Злобного вида имперец заговорил с Рикусом, и они оба с вопросительным выражением подняли на меня глаза. Похоже, бретёр меня узнал. Со времени нашей последней встречи прошло три года, немалый срок для тощего парнишки-полуэльфа, которому в ту пору было пятнадцать лет. Я не имел ни малейшего представления, чего ожидать от Рикуса. В последний раз, когда я его видел, он отсёк голову человеку, защищая меня. Но может, сейчас ему приспичит забавы ради отсечь мою собственную голову!..
Когда я слез с дерева, то сразу попытался сбежать. Спустившись с противоположной стороны холма, я нырнул под тюки с шерстью и пополз, пока не добрался до конца, а потом побежал, пригнувшись, вдоль очередного ряда товаров. Украдкой поднявшись и осмотревшись, я увидел, что Рикус оглядывается по сторонам, пытаясь меня найти. Спутника его не было видно.
Я решил, что мне представилась неплохая возможность улизнуть в окружавший ярмарочное поле густой кустарник, но едва выпрямился, чтобы рвануть из своего укрытия, как чья-то крепкая рука ухватила меня за шкирку и резко развернула.
Имперец рывком поставил меня перед собой, лицом к лицу. От него воняло потом и чесноком. Глаза у него были бесцветными и холодными, как у рыбы. Он приставил нож к моему горлу и надавил с такой силой, что мне пришлось подняться на цыпочки. Я смотрел на него, широко открыв глаза, но видел только красную надпись с очередной констатацией: «Выжить невозможно!»
Когда имперец отпустил мою шею и улыбнулся, я был уже ни жив ни мёртв. Не убирая ножа, который теперь он нацелил мне в подбородок, свободной рукой незнакомец достал из кармана большую серебряную монету и повертел её.
– Что ты хочешь: чтобы я перерезал тебе горло или дал десятинник?
Поскольку рта мне было не открыть, я указал глазами на монету. Имперец убрал нож от моего горла и вручил мне серебро.
Я уставился на увесистый кругляк – целое состояние. Я редко держал в руке сармийский десятинник. Эти большие монеты были равны десятку местных серебряных империалов. Эльфам приходилось работать месяц и за меньшую сумму. Да что там работать, бывало, и людей убивали за одну серебрушку…
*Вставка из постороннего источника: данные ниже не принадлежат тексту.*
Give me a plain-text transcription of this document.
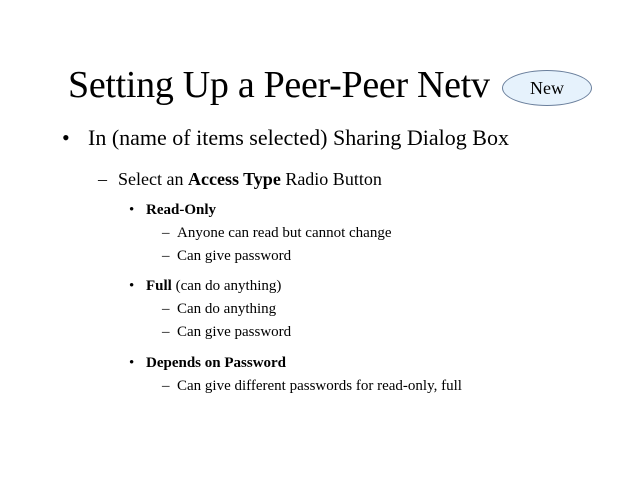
Setting Up a Peer-Peer Netv	New
• In (name of items selected) Sharing Dialog Box
– Select an Access Type Radio Button
• Read-Only
– Anyone can read but cannot change
– Can give password
• Full (can do anything)
– Can do anything
– Can give password
• Depends on Password
– Can give different passwords for read-only, full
– Я Фарид Сабаха из Сармы, – представился он, – твой новый друг.
Этот Фарид никому не был другом, в этом сомневаться не приходилось. Не высокий, но плотный мужчина, в его глазах ни намёка на жалость или сострадание, вообще лицо этого типа напрочь лишено милосердия. Рикус, хоть и был задирой и дуэлянтом, зато имел манеры настоящего аристократа. Фарид же аристократом точно не был, да и не пытался им прикидываться. Он явно принадлежал к отпетым головорезам, из тех, кто, выпив с тобой вина, без раздумий после тебя же и прирежет на закуску.
Тут подоспел Рикус. Ни в глазах, ни в выражении его лица не было и тени узнавания, будто он в своё время не убил ради меня человека. Впрочем, выгодно ли ему об этом вспоминать? Может, Рикус пожалел о своём поступке и опасался, что я изобличу его как настоящего убийцу. Может, он решил убить меня. Впрочем, не исключено, что для него, как и для большинства имперцев, эльфы и полукровки все на одно лицо…
– Чего ты от меня хочешь? – спросил я Фарида подобострастным тоном: так эльфы говорят с господином, тяжёлым на руку.
Сармиец обнял меня за плечи и повёл куда-то в одном ему лишь известном направлении. Рикус шёл с другой стороны. Мой нос находился близко от подмышки Фарида, и от неё воняло хуже, чем от горы трупов за стеной Ролона, на которой я очутился, попав в этот мир. Неужели этот человек никогда не мылся? Никогда не стирал свою одежду?